The public safety commissioner manages the divisions of Police, Fire and Emergency Services, Emergency Management/E-911 and Community Corrections. The commissioner also advises the mayor, the chief administrative officer and the mayor's chief of staff on issues of concern, needs, employees, accomplishments, accountability and the budget for each division.

When he was appointed public safety commissioner, Mason was asked to clean up a host of problems that were laid out in 2011 in a 67-page report delivered to the newly elected Gray. That report highlighted long-standing problems at the jail, the city's E-911 operations and its fire department. During Mason's nearly four years as commissioner, the city made changes in leadership in all three of those departments.

"We brought in new leadership in 911, corrections and in fire," Mason said in an interview. "We have been able to right the ship and build an unbelievable collaboration in the city's public safety division that we have never seen before."

Those changes included moving all public safety onto one radio system and building a new emergency operations center.

Mason said he's excited to start a new chapter in his life with new business ventures in the private sector. His resignation is effective at the end of the year.

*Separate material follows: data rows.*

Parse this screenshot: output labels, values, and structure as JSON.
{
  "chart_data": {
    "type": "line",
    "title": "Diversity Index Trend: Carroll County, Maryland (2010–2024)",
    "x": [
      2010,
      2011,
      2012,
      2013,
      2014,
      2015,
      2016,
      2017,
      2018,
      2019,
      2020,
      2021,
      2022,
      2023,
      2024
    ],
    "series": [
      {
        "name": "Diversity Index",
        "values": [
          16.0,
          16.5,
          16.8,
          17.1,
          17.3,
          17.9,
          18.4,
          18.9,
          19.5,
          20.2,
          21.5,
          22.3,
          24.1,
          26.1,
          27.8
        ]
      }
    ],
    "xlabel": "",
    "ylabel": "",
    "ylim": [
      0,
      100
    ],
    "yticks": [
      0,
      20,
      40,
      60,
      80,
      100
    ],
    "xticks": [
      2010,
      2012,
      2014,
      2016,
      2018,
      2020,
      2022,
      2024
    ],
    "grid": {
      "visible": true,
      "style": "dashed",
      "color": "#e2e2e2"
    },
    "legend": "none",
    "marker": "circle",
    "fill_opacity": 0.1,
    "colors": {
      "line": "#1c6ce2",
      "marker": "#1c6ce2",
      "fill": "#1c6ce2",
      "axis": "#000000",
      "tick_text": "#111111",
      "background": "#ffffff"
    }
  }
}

"This has been a phenomenal growth period for me. I feel that we have accomplished more than what we should have accomplished considering the length and breadth of the problems mentioned in the transition team report."

Gray's spokeswoman Susan Straub said Bastin's current base salary as chief is $149,271.20, plus incentives. Mason's base pay is $124,847.80. Bastin will receive the same as commissioner, she said.

Straub confirmed that Bastin will retire as police chief in January. He'll receive a pension from the department as well as the commissioner's salary, she said.